Depuis la rentrée, les élèves du collège de Jonzac (Charente-Maritime) sont privés de leur téléphone portable durant toute la journée de cours. Une expérimentation menée jusqu'en décembre dans 200 collèges de France, qui semble convenir même aux élèves, et devrait se généraliser en janvier prochain.
"Dès 8 heures, à l'arrivée des élèves, nous procédons à une récupération de tous les téléphones portables" indique Emma Delsuquet, assistante d'éducation.
Depuis la rentrée de septembre, le collège Léopold Dussaigne de Jonzac expérimente, comme 200 collèges en France, la pause numérique. Rangés dans des boîtes transparentes soigneusement étiquetées par classe, les téléphones des élèves sont conservés dans une armoire fermée à clefs.
"On n'a pas forcément vraiment confiance au début de le laisser à quelqu'un d'autre, mais après, on s'y habitue et puis on se dit qu'il est dans le bureau de la CPE et qu'il ne bouge pas" reconnaît Lola, 14 ans. Et finalement, elle se dit que son téléphone est plus en sécurité là, que dans son sac qu'elle peut laisser traîner dans la cour.
Ça les libère de la tentation.
Stéphanie Blanchardprofesseur d'anglais
"Si dans la journée un élève a besoin de joindre ses parents, il se présente à la vie scolaire, il nous explique le motif et nous contactons les parents à sa demande en exposant le problème. Ils n'ont pas besoin de leur téléphone portable, on a une équipe ici qui est présente de l'ouverture à la fermeture de l'établissement", explique Emma Delsuquet.

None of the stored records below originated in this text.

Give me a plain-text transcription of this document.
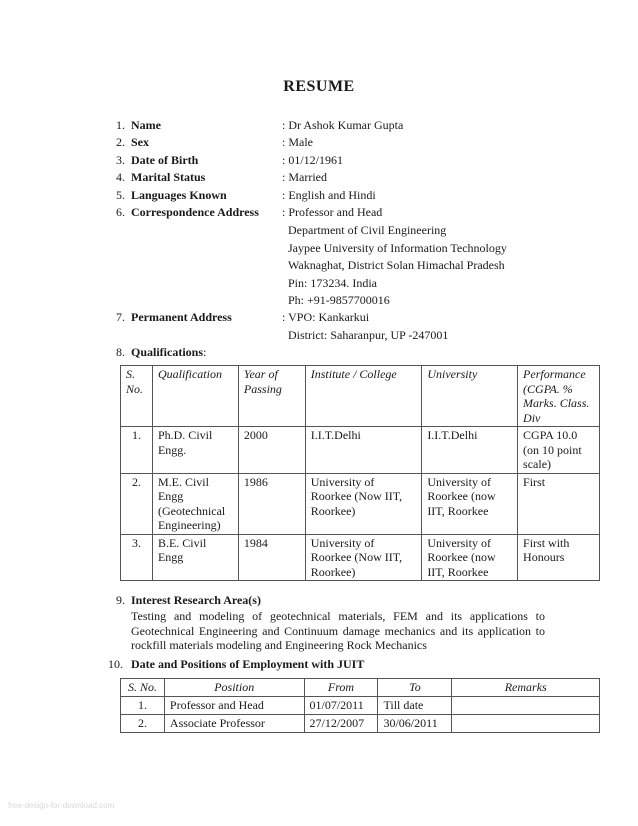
RESUME
1. Name	: Dr Ashok Kumar Gupta
2. Sex	: Male
3. Date of Birth	: 01/12/1961
4. Marital Status	: Married
5. Languages Known	: English and Hindi
6. Correspondence Address : Professor and Head
Department of Civil Engineering
Jaypee University of Information Technology
Waknaghat, District Solan Himachal Pradesh
Pin: 173234. India
Ph: +91-9857700016
7. Permanent Address	: VPO: Kankarkui
District: Saharanpur, UP -247001
8. Qualifications:
S. No.	Qualification	Year of Passing	Institute / College	University	Performance (CGPA. % Marks. Class. Div
1.	Ph.D. Civil Engg.	2000	I.I.T.Delhi	I.I.T.Delhi	CGPA 10.0 (on 10 point scale)
2.	M.E. Civil Engg (Geotechnical Engineering)	1986	University of Roorkee (Now IIT, Roorkee)	University of Roorkee (now IIT, Roorkee	First
3.	B.E. Civil Engg	1984	University of Roorkee (Now IIT, Roorkee)	University of Roorkee (now IIT, Roorkee	First with Honours
9. Interest Research Area(s)
Testing and modeling of geotechnical materials, FEM and its applications to Geotechnical Engineering and Continuum damage mechanics and its application to rockfill materials modeling and Engineering Rock Mechanics
10. Date and Positions of Employment with JUIT
S. No.	Position	From	To	Remarks
1.	Professor and Head	01/07/2011	Till date	
2.	Associate Professor	27/12/2007	30/06/2011	
free-design-for-download.com
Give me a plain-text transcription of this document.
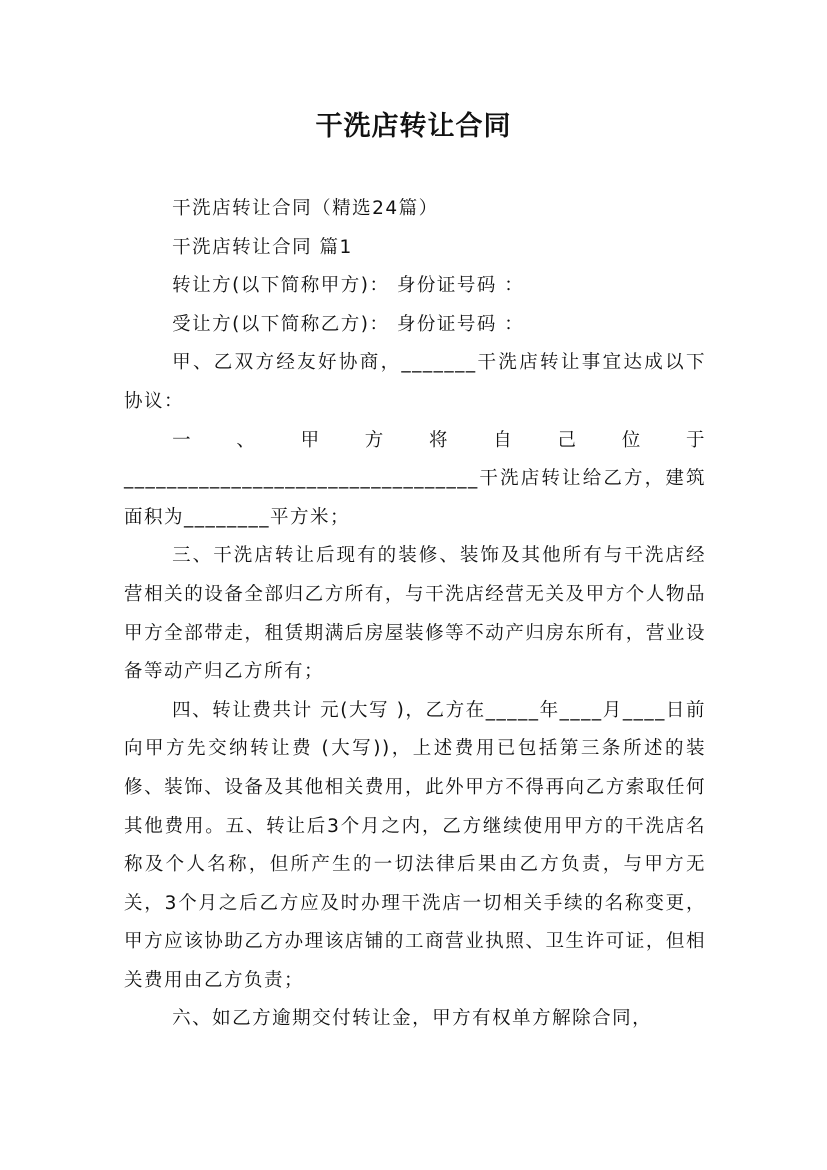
干洗店转让合同

干洗店转让合同（精选24篇）

干洗店转让合同 篇1

转让方(以下简称甲方)： 身份证号码 ：

受让方(以下简称乙方)： 身份证号码 ：

甲、乙双方经友好协商，_______干洗店转让事宜达成以下协议：

一 、 甲 方 将 自 己 位 于 _________________________________干洗店转让给乙方，建筑面积为________平方米；

三、干洗店转让后现有的装修、装饰及其他所有与干洗店经营相关的设备全部归乙方所有，与干洗店经营无关及甲方个人物品甲方全部带走，租赁期满后房屋装修等不动产归房东所有，营业设备等动产归乙方所有；

四、转让费共计 元(大写 )，乙方在_____年____月____日前向甲方先交纳转让费 (大写))，上述费用已包括第三条所述的装修、装饰、设备及其他相关费用，此外甲方不得再向乙方索取任何其他费用。五、转让后3个月之内，乙方继续使用甲方的干洗店名称及个人名称，但所产生的一切法律后果由乙方负责，与甲方无关，3个月之后乙方应及时办理干洗店一切相关手续的名称变更，甲方应该协助乙方办理该店铺的工商营业执照、卫生许可证，但相关费用由乙方负责；

六、如乙方逾期交付转让金，甲方有权单方解除合同，
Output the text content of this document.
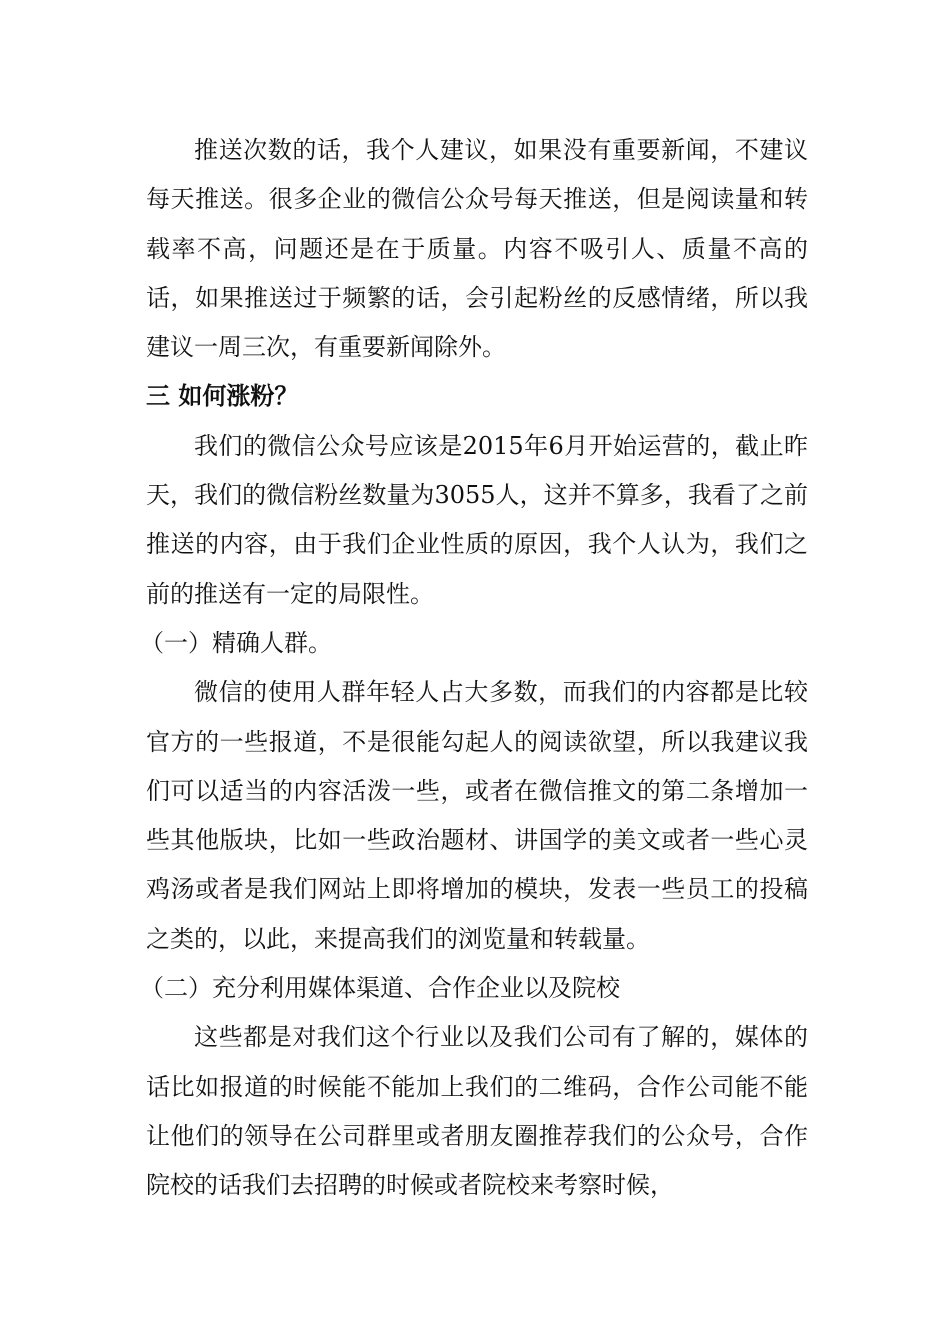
推送次数的话，我个人建议，如果没有重要新闻，不建议每天推送。很多企业的微信公众号每天推送，但是阅读量和转载率不高，问题还是在于质量。内容不吸引人、质量不高的话，如果推送过于频繁的话，会引起粉丝的反感情绪，所以我建议一周三次，有重要新闻除外。

三 如何涨粉？

我们的微信公众号应该是2015年6月开始运营的，截止昨天，我们的微信粉丝数量为3055人，这并不算多，我看了之前推送的内容，由于我们企业性质的原因，我个人认为，我们之前的推送有一定的局限性。

（一）精确人群。

微信的使用人群年轻人占大多数，而我们的内容都是比较官方的一些报道，不是很能勾起人的阅读欲望，所以我建议我们可以适当的内容活泼一些，或者在微信推文的第二条增加一些其他版块，比如一些政治题材、讲国学的美文或者一些心灵鸡汤或者是我们网站上即将增加的模块，发表一些员工的投稿之类的，以此，来提高我们的浏览量和转载量。

（二）充分利用媒体渠道、合作企业以及院校

这些都是对我们这个行业以及我们公司有了解的，媒体的话比如报道的时候能不能加上我们的二维码，合作公司能不能让他们的领导在公司群里或者朋友圈推荐我们的公众号，合作院校的话我们去招聘的时候或者院校来考察时候，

L'équipe pédagogique du collège constate que les élèves, comme les parents, se plient volontiers à cette nouvelle règle. "J'ai l'impression que les élèves le vivent bien. Ils sont même coopératifs, ils ne rechignent pas à déposer leur téléphone, ils ne râlent pas, peut-être même que ça les libère de la tentation. Ça leur permet de réaliser que oui, on peut se passer de son téléphone pendant une journée, et qu'on peut vivre sans se soucier des réseaux, au moins, pendant le temps d'apprentissage" commente Stéphanie Blanchard, professeur d'anglais.
Compenser en fin de journée ?
Lola semble plutôt raisonnable dans l'usage qu'elle fait de son téléphone, en être privée pendant sa journée de collège ne change pas grand-chose pour elle : "Moi, je pense que je ne suis pas addict. Je sais m'arrêter et je sais avoir des priorités, faire mes devoirs avant d'utiliser mon téléphone. Ma mère me le répète assez pour que je ne sois pas addict" dit la jeune fille.

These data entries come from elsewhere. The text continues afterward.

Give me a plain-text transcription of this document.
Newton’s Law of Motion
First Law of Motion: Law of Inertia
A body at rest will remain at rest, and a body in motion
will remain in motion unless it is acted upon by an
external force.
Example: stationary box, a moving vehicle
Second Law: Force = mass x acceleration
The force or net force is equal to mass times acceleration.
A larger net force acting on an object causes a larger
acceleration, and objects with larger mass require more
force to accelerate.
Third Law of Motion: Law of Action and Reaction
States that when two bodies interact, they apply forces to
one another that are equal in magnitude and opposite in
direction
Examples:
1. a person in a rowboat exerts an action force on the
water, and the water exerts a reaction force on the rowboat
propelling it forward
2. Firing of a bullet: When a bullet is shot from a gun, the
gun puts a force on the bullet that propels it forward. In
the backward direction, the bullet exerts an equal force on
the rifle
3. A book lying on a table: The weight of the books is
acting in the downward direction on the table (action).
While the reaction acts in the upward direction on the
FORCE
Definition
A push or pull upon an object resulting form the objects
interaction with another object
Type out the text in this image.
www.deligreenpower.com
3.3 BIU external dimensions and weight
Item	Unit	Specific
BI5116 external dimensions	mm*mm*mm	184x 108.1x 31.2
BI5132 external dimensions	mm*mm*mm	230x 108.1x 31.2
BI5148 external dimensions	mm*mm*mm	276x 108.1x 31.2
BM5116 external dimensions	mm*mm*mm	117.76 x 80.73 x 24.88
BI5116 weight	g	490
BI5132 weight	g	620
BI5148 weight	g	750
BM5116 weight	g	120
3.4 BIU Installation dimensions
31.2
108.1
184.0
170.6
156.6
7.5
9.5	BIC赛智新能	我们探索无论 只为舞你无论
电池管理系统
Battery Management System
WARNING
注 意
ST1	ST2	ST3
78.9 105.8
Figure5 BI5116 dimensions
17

Quand on le reprend, on est direct dessus.
Théocollégien à Jonzac
Théo, 13 ans, reconnaît de son côté qu'il se précipite sur son téléphone dès qu'il le récupère, et qu'il a tendance à compenser ensuite la privation de la journée : "Moi ça ne me dérange pas de ne pas l'avoir, mais quand on le reprend, on est direct dessus, on regarde si on a eu des messages, des notifications, on ne le lâche plus".

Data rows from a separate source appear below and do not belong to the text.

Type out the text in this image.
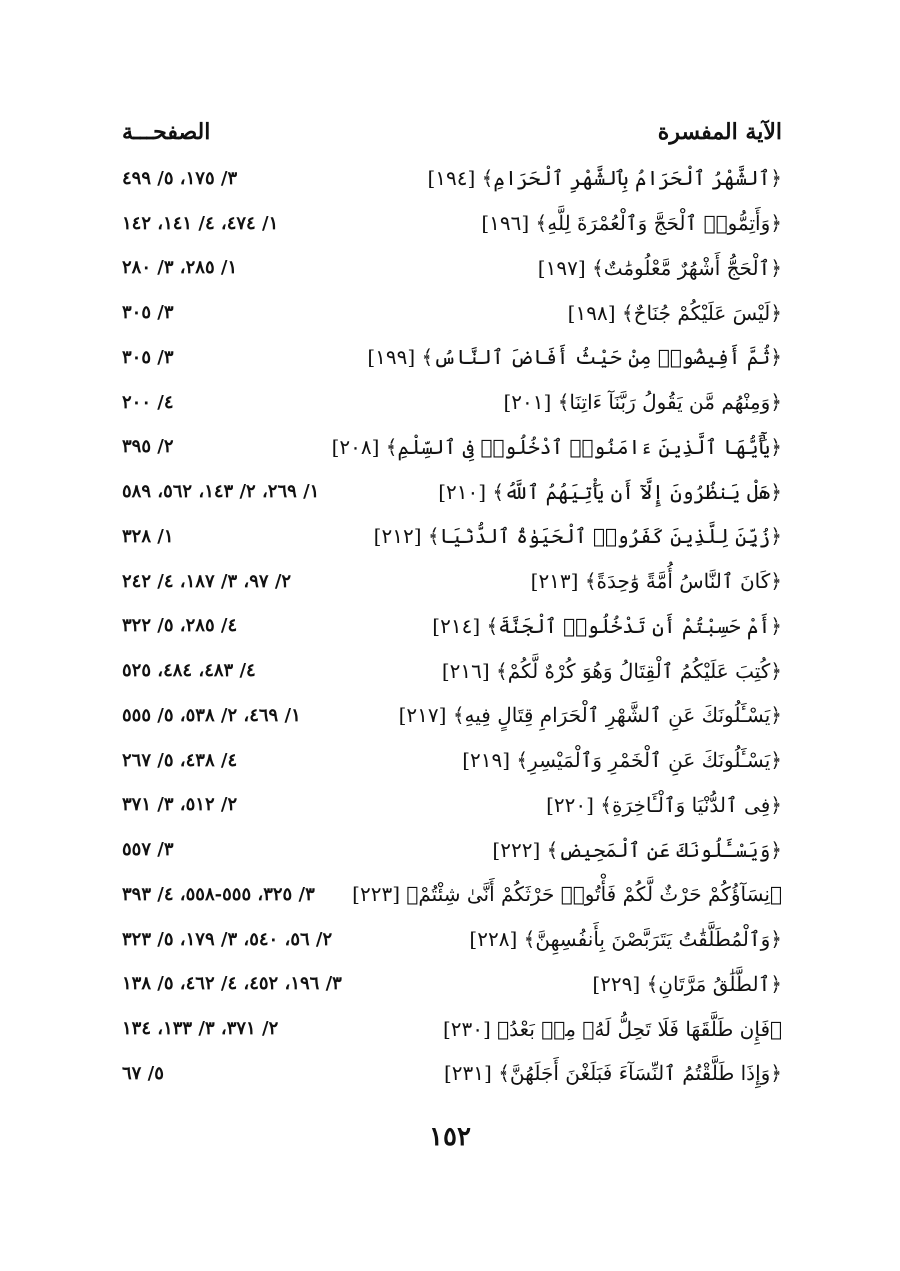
الصفحـــة	الآية المفسرة
٣/ ١٧٥، ٥/ ٤٩٩	﴿ٱلشَّهْرُ ٱلْحَرَامُ بِٱلشَّهْرِ ٱلْحَرَامِ﴾ [١٩٤]
١/ ٤٧٤، ٤/ ١٤١، ١٤٢	﴿وَأَتِمُّوا۟ ٱلْحَجَّ وَٱلْعُمْرَةَ لِلَّهِ﴾ [١٩٦]
١/ ٢٨٥، ٣/ ٢٨٠	﴿ٱلْحَجُّ أَشْهُرٌ مَّعْلُومَٰتٌ﴾ [١٩٧]
٣/ ٣٠٥	﴿لَيْسَ عَلَيْكُمْ جُنَاحٌ﴾ [١٩٨]
٣/ ٣٠٥	﴿ثُمَّ أَفِيضُوا۟ مِنْ حَيْثُ أَفَاضَ ٱلنَّاسُ﴾ [١٩٩]
٤/ ٢٠٠	﴿وَمِنْهُم مَّن يَقُولُ رَبَّنَآ ءَاتِنَا﴾ [٢٠١]
٢/ ٣٩٥	﴿يَٰٓأَيُّهَا ٱلَّذِينَ ءَامَنُوا۟ ٱدْخُلُوا۟ فِى ٱلسِّلْمِ﴾ [٢٠٨]
١/ ٢٦٩، ٢/ ١٤٣، ٥٦٢، ٥٨٩	﴿هَلْ يَنظُرُونَ إِلَّآ أَن يَأْتِيَهُمُ ٱللَّهُ﴾ [٢١٠]
١/ ٣٢٨	﴿زُيِّنَ لِلَّذِينَ كَفَرُوا۟ ٱلْحَيَوٰةُ ٱلدُّنْيَا﴾ [٢١٢]
٢/ ٩٧، ٣/ ١٨٧، ٤/ ٢٤٢	﴿كَانَ ٱلنَّاسُ أُمَّةً وَٰحِدَةً﴾ [٢١٣]
٤/ ٢٨٥، ٥/ ٣٢٢	﴿أَمْ حَسِبْتُمْ أَن تَدْخُلُوا۟ ٱلْجَنَّةَ﴾ [٢١٤]
٤/ ٤٨٣، ٤٨٤، ٥٢٥	﴿كُتِبَ عَلَيْكُمُ ٱلْقِتَالُ وَهُوَ كُرْهٌ لَّكُمْ﴾ [٢١٦]
١/ ٤٦٩، ٢/ ٥٣٨، ٥/ ٥٥٥	﴿يَسْـَٔلُونَكَ عَنِ ٱلشَّهْرِ ٱلْحَرَامِ قِتَالٍ فِيهِ﴾ [٢١٧]
٤/ ٤٣٨، ٥/ ٢٦٧	﴿يَسْـَٔلُونَكَ عَنِ ٱلْخَمْرِ وَٱلْمَيْسِرِ﴾ [٢١٩]
٢/ ٥١٢، ٣/ ٣٧١	﴿فِى ٱلدُّنْيَا وَٱلْـَٔاخِرَةِ﴾ [٢٢٠]
٣/ ٥٥٧	﴿وَيَسْـَٔلُونَكَ عَنِ ٱلْمَحِيضِ﴾ [٢٢٢]
٣/ ٣٢٥، ٥٥٥-٥٥٨، ٤/ ٣٩٣ ﴿نِسَآؤُكُمْ حَرْثٌ لَّكُمْ فَأْتُوا۟ حَرْثَكُمْ أَنَّىٰ شِئْتُمْ﴾ [٢٢٣]
٢/ ٥٦، ٥٤٠، ٣/ ١٧٩، ٥/ ٣٢٣	﴿وَٱلْمُطَلَّقَٰتُ يَتَرَبَّصْنَ بِأَنفُسِهِنَّ﴾ [٢٢٨]
٣/ ١٩٦، ٤٥٢، ٤/ ٤٦٢، ٥/ ١٣٨	﴿ٱلطَّلَٰقُ مَرَّتَانِ﴾ [٢٢٩]
٢/ ٣٧١، ٣/ ١٣٣، ١٣٤	﴿فَإِن طَلَّقَهَا فَلَا تَحِلُّ لَهُۥ مِنۢ بَعْدُ﴾ [٢٣٠]
٥/ ٦٧	﴿وَإِذَا طَلَّقْتُمُ ٱلنِّسَآءَ فَبَلَغْنَ أَجَلَهُنَّ﴾ [٢٣١]
١٥٢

Limiter le cyberharcèlement
Cette expérimentation vise à réduire l'exposition aux écrans des élèves, à améliorer leur concentration, et aussi à limiter les cas de harcèlement, de plus en plus fréquents. Le principal du collège de Jonzac, Fabrice Queffelec en observe déjà les bénéfices : "Les années précédentes, des élèves venaient nous rapporter des échanges qui avaient lieu sur des groupes de discussion, qui constituait parfois du harcèlement scolaire ou du cyberharcèlement. Depuis la rentrée, aucun fait de ce genre ne nous a été rapporté" constate-t-il.
Pause numérique pour tout le monde
Cette démarche de déconnexion s'applique aussi au sein de l'équipe pédagogique : "On ne s'échange pas de mails le soir ou le week-end, tout le monde s'y tient, c'est aussi une manière de faire une pause professionnelle qui est importante pour chacun" affirme Fabrice Queffelec.
Le ministère de l'Éducation nationale envisage de généraliser l'expérience de pause numérique à tous les collèges à partir de janvier prochain.